To illustrate, Killen shared a number of studies concerning child development research with the audience. In one particular study, preschool children were videotaped with no adults present while playing with toys. Some of the children did not have any toys to play with, while others had more than one. Some of the children expressed that it was “not fair” that some had more than others and that they should share.
“Young kids understand why it’s wrong to hit and why they should share,” Killen said. “These ideas about psychological harm, including teasing and excluding, that’s harder for children to understand.”
In another study, preschool children were interviewed about gender exclusion. According the study, which included a sample of preschool children, 87 percent of sample said it was unfair to exclude a boy from doll playing or to exclude a girl from truck playing.
“Kids are making judgments on fairness, so maybe they are starting to think about prejudice,” Killen suggested.
Killen also shared the benefits of cross-race friendships, which increase the use of moral reasoning and fairness, and challenge stereotypes.
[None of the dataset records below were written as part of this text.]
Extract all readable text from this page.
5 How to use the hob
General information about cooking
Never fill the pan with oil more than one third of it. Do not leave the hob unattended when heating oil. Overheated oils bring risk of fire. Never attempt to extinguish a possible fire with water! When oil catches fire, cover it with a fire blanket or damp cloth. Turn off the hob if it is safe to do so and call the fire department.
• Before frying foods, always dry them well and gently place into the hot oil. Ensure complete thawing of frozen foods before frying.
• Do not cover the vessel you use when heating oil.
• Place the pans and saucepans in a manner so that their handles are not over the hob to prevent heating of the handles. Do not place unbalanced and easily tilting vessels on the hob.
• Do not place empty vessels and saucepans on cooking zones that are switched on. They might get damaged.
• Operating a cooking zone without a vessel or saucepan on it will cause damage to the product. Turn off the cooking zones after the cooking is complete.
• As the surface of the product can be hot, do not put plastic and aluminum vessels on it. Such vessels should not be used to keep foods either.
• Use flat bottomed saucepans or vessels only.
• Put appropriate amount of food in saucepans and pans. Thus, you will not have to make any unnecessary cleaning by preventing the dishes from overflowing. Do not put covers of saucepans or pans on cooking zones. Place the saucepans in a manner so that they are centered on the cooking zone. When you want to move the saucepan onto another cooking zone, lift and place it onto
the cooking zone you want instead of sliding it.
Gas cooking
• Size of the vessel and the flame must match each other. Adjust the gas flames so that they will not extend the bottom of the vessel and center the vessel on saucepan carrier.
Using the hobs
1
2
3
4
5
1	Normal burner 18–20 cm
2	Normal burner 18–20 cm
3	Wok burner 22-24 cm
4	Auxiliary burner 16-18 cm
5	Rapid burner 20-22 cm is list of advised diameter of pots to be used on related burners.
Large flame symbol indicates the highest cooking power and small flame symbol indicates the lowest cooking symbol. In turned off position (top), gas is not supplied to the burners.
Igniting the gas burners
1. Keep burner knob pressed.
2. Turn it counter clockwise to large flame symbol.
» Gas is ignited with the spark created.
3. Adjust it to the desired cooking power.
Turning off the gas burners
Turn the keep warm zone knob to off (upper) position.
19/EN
Killen said intergroup contact with members of the “out group” under the right conditions can decrease prejudice. These conditions include opportunities for cross-race friendship, equal status and authority sanction, or when a school principal is on board to support those things. Cross-race friendships significantly decrease with age, she said.
The Marvin W. Goldstein Endowed Lecture Series on Prejudice Reduction, presented by the Department of Psychology, brings researchers and professors from the field of psychology to Rider each fall to discuss issues related to prejudice; cultural, racial and gender bias. The endowed lecture series honors the 38-year career of Marvin W. Goldstein, Ph.D., a member of the Rider University Department of Psychology and the co-director of The Julius and Dorothy Koppelman Holocaust and Genocide Resource Center at Rider.
Dr. Anne Law, chair of the Department of Psychology at Rider, said the department hoped that Killen’s lecture would enable the audience to understand more about how children think and act toward others.
“It’s our hope that this understanding would be used in ways that can reduce prejudice and create a more tolerant society,” Law said.